Today, there is little dispute that software is indeed eating the world. Every part of our life includes software, from the way we watch movies, to the way we rideshare, reserve hotels, communicate, shop, etc.
Marc Andreessen’s article, “Why Software Is Eating the World”, tells the story and uncovers why all companies are now software companies. Shifting to a software-driven mentality has caused a lot of challenges as net new competition and pace of innovation creates pressure and stress on leadership, line of business, and IT organizations.
How do you foster collaboration between Dev and Ops at your company? We’re exploring the evolving relationship between these two functions as new architectures and technologies continue to emerge. Take 5 minutes to tell us how Dev and Ops work together in your organization!
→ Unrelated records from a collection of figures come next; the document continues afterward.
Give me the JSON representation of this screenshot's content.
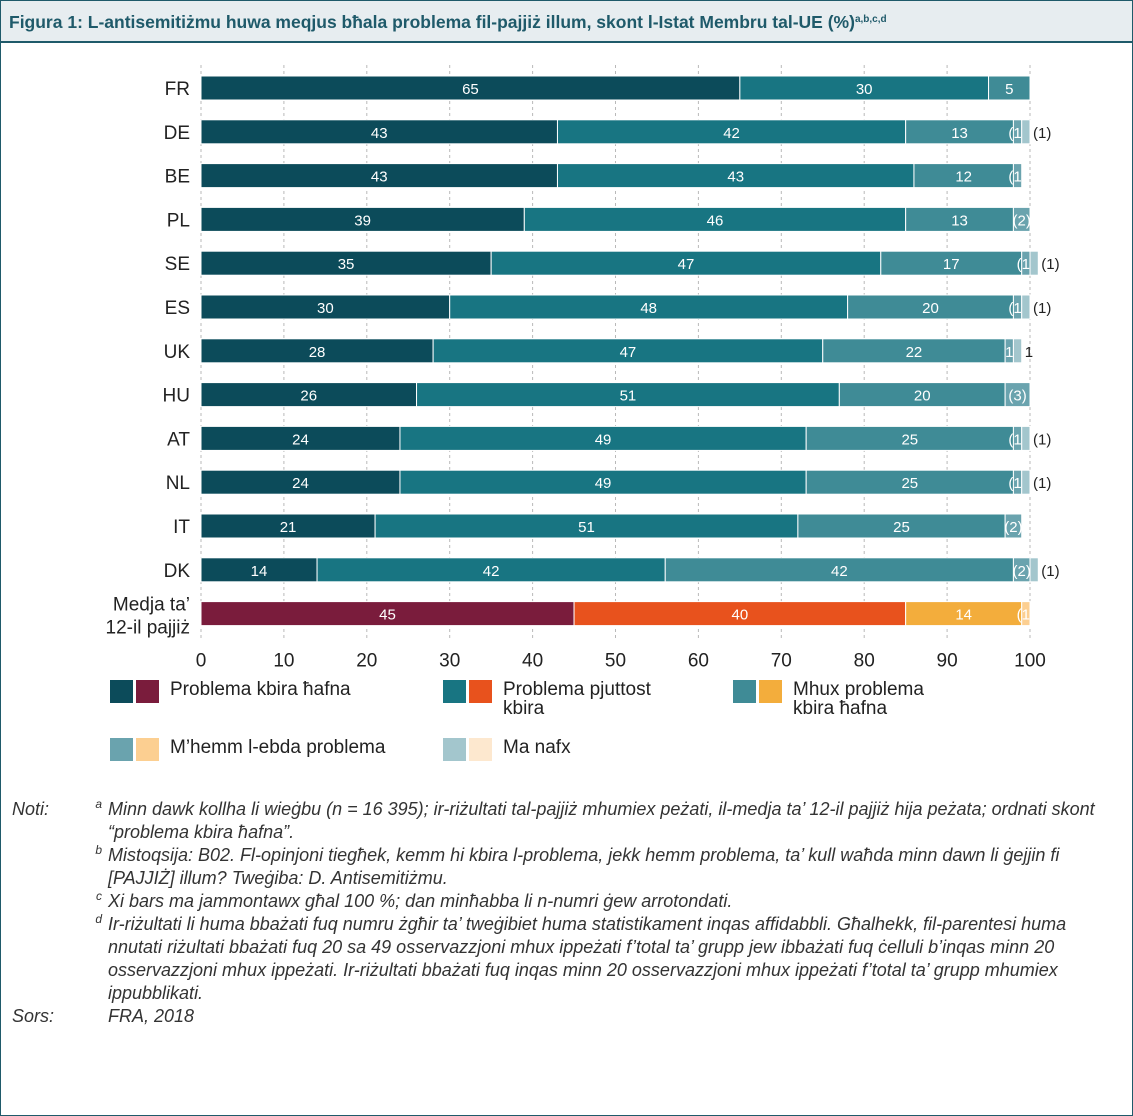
{
  "figure": {
    "title": "Figura 1: L-antisemitiżmu huwa meqjus bħala problema fil-pajjiż illum, skont l-Istat Membru tal-UE (%)",
    "title_sup": "a,b,c,d"
  },
  "chart_data": {
    "type": "bar",
    "orientation": "horizontal",
    "stacked": true,
    "title": "Figura 1: L-antisemitiżmu huwa meqjus bħala problema fil-pajjiż illum, skont l-Istat Membru tal-UE (%)",
    "xlabel": "",
    "ylabel": "",
    "xlim": [
      0,
      100
    ],
    "xticks": [
      "0",
      "10",
      "20",
      "30",
      "40",
      "50",
      "60",
      "70",
      "80",
      "90",
      "100"
    ],
    "grid": "vertical dashed",
    "legend_position": "bottom",
    "categories": [
      "FR",
      "DE",
      "BE",
      "PL",
      "SE",
      "ES",
      "UK",
      "HU",
      "AT",
      "NL",
      "IT",
      "DK",
      "Medja ta’ 12-il pajjiż"
    ],
    "series": [
      {
        "name": "Problema kbira ħafna",
        "values": [
          65,
          43,
          43,
          39,
          35,
          30,
          28,
          26,
          24,
          24,
          21,
          14,
          45
        ],
        "labels": [
          "65",
          "43",
          "43",
          "39",
          "35",
          "30",
          "28",
          "26",
          "24",
          "24",
          "21",
          "14",
          "45"
        ]
      },
      {
        "name": "Problema pjuttost kbira",
        "values": [
          30,
          42,
          43,
          46,
          47,
          48,
          47,
          51,
          49,
          49,
          51,
          42,
          40
        ],
        "labels": [
          "30",
          "42",
          "43",
          "46",
          "47",
          "48",
          "47",
          "51",
          "49",
          "49",
          "51",
          "42",
          "40"
        ]
      },
      {
        "name": "Mhux problema kbira ħafna",
        "values": [
          5,
          13,
          12,
          13,
          17,
          20,
          22,
          20,
          25,
          25,
          25,
          42,
          14
        ],
        "labels": [
          "5",
          "13",
          "12",
          "13",
          "17",
          "20",
          "22",
          "20",
          "25",
          "25",
          "25",
          "42",
          "14"
        ]
      },
      {
        "name": "M’hemm l-ebda problema",
        "values": [
          0,
          1,
          1,
          2,
          1,
          1,
          1,
          3,
          1,
          1,
          2,
          2,
          1
        ],
        "labels": [
          "",
          "(1)",
          "(1)",
          "(2)",
          "(1)",
          "(1)",
          "1",
          "(3)",
          "(1)",
          "(1)",
          "(2)",
          "(2)",
          "(1)"
        ]
      },
      {
        "name": "Ma nafx",
        "values": [
          0,
          1,
          0,
          0,
          1,
          1,
          1,
          0,
          1,
          1,
          0,
          1,
          0
        ],
        "labels": [
          "",
          "(1)",
          "",
          "",
          "(1)",
          "(1)",
          "1",
          "",
          "(1)",
          "(1)",
          "",
          "(1)",
          ""
        ]
      }
    ],
    "colors": {
      "countries": [
        "#0c4b5a",
        "#187582",
        "#3f8b96",
        "#6aa3ae",
        "#a3c6cd"
      ],
      "average": [
        "#7a1c3c",
        "#e8521d",
        "#f3ad3c",
        "#fccf91",
        "#fde8cf"
      ]
    }
  },
  "legend": [
    {
      "label": "Problema kbira ħafna",
      "c1": "#0c4b5a",
      "c2": "#7a1c3c"
    },
    {
      "label": "Problema pjuttost\nkbira",
      "c1": "#187582",
      "c2": "#e8521d"
    },
    {
      "label": "Mhux problema\nkbira ħafna",
      "c1": "#3f8b96",
      "c2": "#f3ad3c"
    },
    {
      "label": "M’hemm l-ebda problema",
      "c1": "#6aa3ae",
      "c2": "#fccf91"
    },
    {
      "label": "Ma nafx",
      "c1": "#a3c6cd",
      "c2": "#fde8cf"
    }
  ],
  "notes": {
    "label": "Noti:",
    "items": [
      {
        "mark": "a",
        "text": "Minn dawk kollha li wieġbu (n = 16 395); ir-riżultati tal-pajjiż mhumiex peżati, il-medja ta’ 12-il pajjiż hija peżata; ordnati skont “problema kbira ħafna”."
      },
      {
        "mark": "b",
        "text": "Mistoqsija: B02. Fl-opinjoni tiegħek, kemm hi kbira l-problema, jekk hemm problema, ta’ kull waħda minn dawn li ġejjin fi [PAJJIŻ] illum? Tweġiba: D. Antisemitiżmu."
      },
      {
        "mark": "c",
        "text": "Xi bars ma jammontawx għal 100 %; dan minħabba li n-numri ġew arrotondati."
      },
      {
        "mark": "d",
        "text": "Ir-riżultati li huma bbażati fuq numru żgħir ta’ tweġibiet huma statistikament inqas affidabbli. Għalhekk, fil-parentesi huma nnutati riżultati bbażati fuq 20 sa 49 osservazzjoni mhux ippeżati f’total ta’ grupp jew ibbażati fuq ċelluli b’inqas minn 20 osservazzjoni mhux ippeżati. Ir-riżultati bbażati fuq inqas minn 20 osservazzjoni mhux ippeżati f’total ta’ grupp mhumiex ippubblikati."
      }
    ],
    "source_label": "Sors:",
    "source": "FRA, 2018"
  }
}
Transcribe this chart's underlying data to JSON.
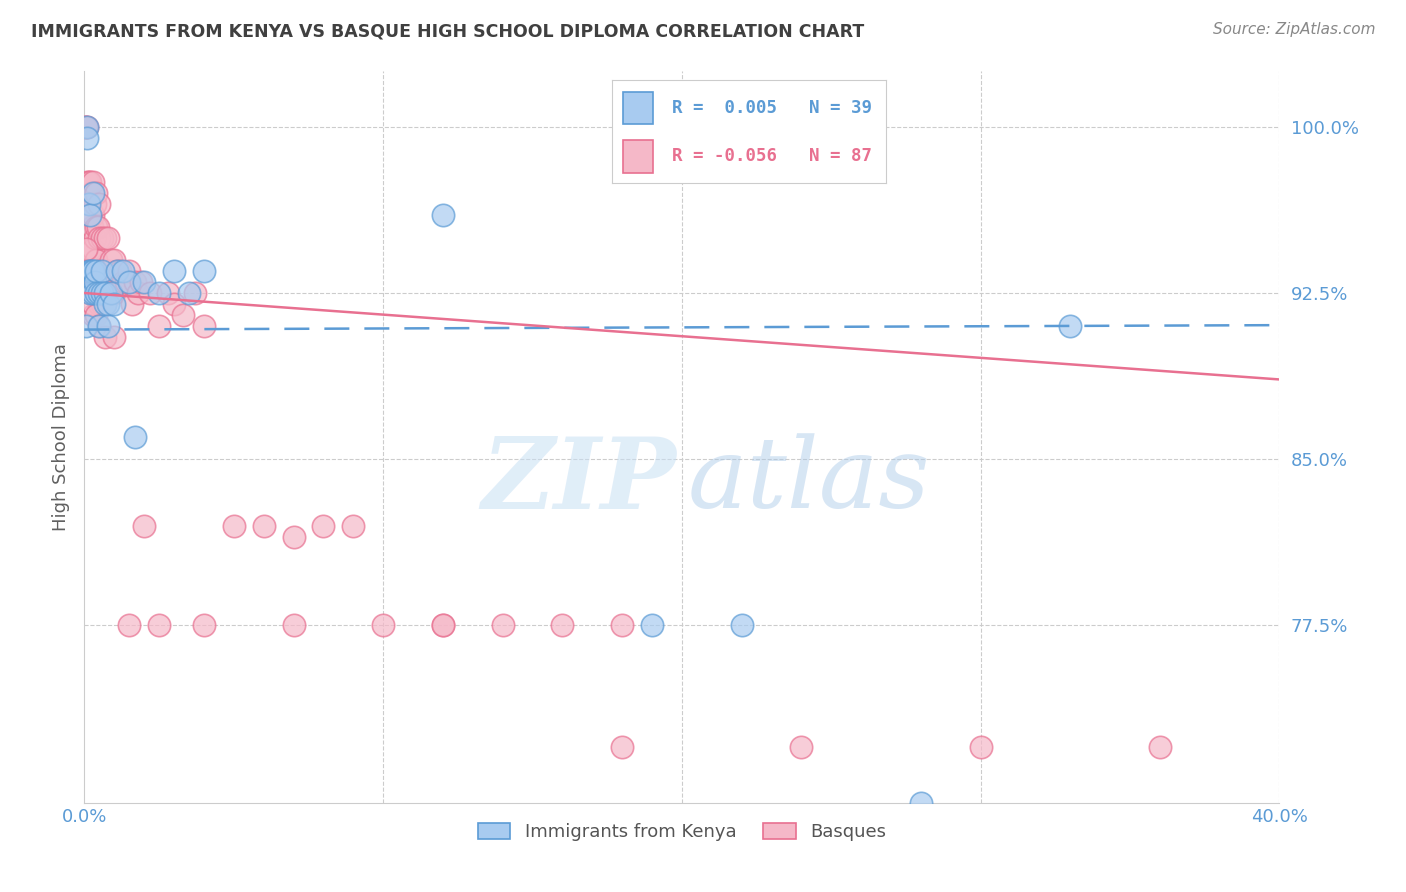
{
  "title": "IMMIGRANTS FROM KENYA VS BASQUE HIGH SCHOOL DIPLOMA CORRELATION CHART",
  "source": "Source: ZipAtlas.com",
  "ylabel": "High School Diploma",
  "xlim": [
    0.0,
    0.4
  ],
  "ylim": [
    0.695,
    1.025
  ],
  "yticks": [
    0.775,
    0.85,
    0.925,
    1.0
  ],
  "ytick_labels": [
    "77.5%",
    "85.0%",
    "92.5%",
    "100.0%"
  ],
  "legend_label_blue": "Immigrants from Kenya",
  "legend_label_pink": "Basques",
  "blue_color": "#A8CBF0",
  "pink_color": "#F5B8C8",
  "blue_edge_color": "#5B9BD5",
  "pink_edge_color": "#E87090",
  "blue_line_color": "#5B9BD5",
  "pink_line_color": "#E87090",
  "tick_label_color": "#5B9BD5",
  "title_color": "#404040",
  "grid_color": "#CCCCCC",
  "blue_r_text": "R =  0.005",
  "blue_n_text": "N = 39",
  "pink_r_text": "R = -0.056",
  "pink_n_text": "N = 87",
  "blue_scatter_x": [
    0.0005,
    0.001,
    0.001,
    0.0015,
    0.0015,
    0.002,
    0.002,
    0.002,
    0.0025,
    0.003,
    0.003,
    0.003,
    0.0035,
    0.004,
    0.004,
    0.005,
    0.005,
    0.006,
    0.006,
    0.007,
    0.007,
    0.008,
    0.008,
    0.009,
    0.01,
    0.011,
    0.013,
    0.015,
    0.017,
    0.02,
    0.025,
    0.03,
    0.035,
    0.04,
    0.12,
    0.19,
    0.22,
    0.28,
    0.33
  ],
  "blue_scatter_y": [
    0.91,
    1.0,
    0.995,
    0.965,
    0.935,
    0.96,
    0.935,
    0.925,
    0.935,
    0.97,
    0.935,
    0.925,
    0.93,
    0.935,
    0.925,
    0.925,
    0.91,
    0.935,
    0.925,
    0.925,
    0.92,
    0.92,
    0.91,
    0.925,
    0.92,
    0.935,
    0.935,
    0.93,
    0.86,
    0.93,
    0.925,
    0.935,
    0.925,
    0.935,
    0.96,
    0.775,
    0.775,
    0.695,
    0.91
  ],
  "pink_scatter_x": [
    0.0003,
    0.0005,
    0.0005,
    0.001,
    0.001,
    0.001,
    0.001,
    0.0015,
    0.0015,
    0.002,
    0.002,
    0.002,
    0.002,
    0.0025,
    0.0025,
    0.003,
    0.003,
    0.003,
    0.003,
    0.003,
    0.0035,
    0.0035,
    0.004,
    0.004,
    0.004,
    0.004,
    0.0045,
    0.005,
    0.005,
    0.005,
    0.005,
    0.006,
    0.006,
    0.006,
    0.007,
    0.007,
    0.007,
    0.008,
    0.008,
    0.009,
    0.009,
    0.01,
    0.01,
    0.011,
    0.012,
    0.013,
    0.014,
    0.015,
    0.016,
    0.017,
    0.018,
    0.019,
    0.02,
    0.022,
    0.025,
    0.028,
    0.03,
    0.033,
    0.037,
    0.04,
    0.05,
    0.06,
    0.07,
    0.08,
    0.09,
    0.1,
    0.12,
    0.14,
    0.16,
    0.18,
    0.0005,
    0.001,
    0.002,
    0.003,
    0.004,
    0.005,
    0.007,
    0.01,
    0.015,
    0.025,
    0.04,
    0.07,
    0.12,
    0.18,
    0.24,
    0.3,
    0.36
  ],
  "pink_scatter_y": [
    1.0,
    1.0,
    0.965,
    1.0,
    0.975,
    0.96,
    0.945,
    0.975,
    0.96,
    0.975,
    0.96,
    0.945,
    0.93,
    0.97,
    0.955,
    0.975,
    0.96,
    0.945,
    0.93,
    0.915,
    0.965,
    0.95,
    0.97,
    0.955,
    0.94,
    0.925,
    0.955,
    0.965,
    0.95,
    0.935,
    0.92,
    0.95,
    0.935,
    0.92,
    0.95,
    0.935,
    0.92,
    0.95,
    0.935,
    0.94,
    0.925,
    0.94,
    0.925,
    0.935,
    0.935,
    0.93,
    0.93,
    0.935,
    0.92,
    0.93,
    0.925,
    0.93,
    0.82,
    0.925,
    0.91,
    0.925,
    0.92,
    0.915,
    0.925,
    0.91,
    0.82,
    0.82,
    0.815,
    0.82,
    0.82,
    0.775,
    0.775,
    0.775,
    0.775,
    0.775,
    0.945,
    0.935,
    0.925,
    0.92,
    0.915,
    0.91,
    0.905,
    0.905,
    0.775,
    0.775,
    0.775,
    0.775,
    0.775,
    0.72,
    0.72,
    0.72,
    0.72
  ],
  "blue_line_x0": 0.0,
  "blue_line_x1": 0.4,
  "blue_line_y0": 0.9085,
  "blue_line_y1": 0.9105,
  "pink_line_x0": 0.0,
  "pink_line_x1": 0.4,
  "pink_line_y0": 0.925,
  "pink_line_y1": 0.886
}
— OverOps (@overopshq) October 23, 2018
New World, New Expectations
In this new era where software is eating the world, customer expectations have changed dramatically. Patience is a thing of the past. Tolerance for slow response times, errors and security holes send customers elsewhere with the click of a mouse (they don’t have to drive across town anymore). What’s worse, not only do customers move on to your competition, but they let everyone else know about their experience via social media. Your applications need to be reliable, or you’ll quickly feel the wrath of your customers. The effects of brand tarnishment in this new world are real, possible, and live longer than ever before.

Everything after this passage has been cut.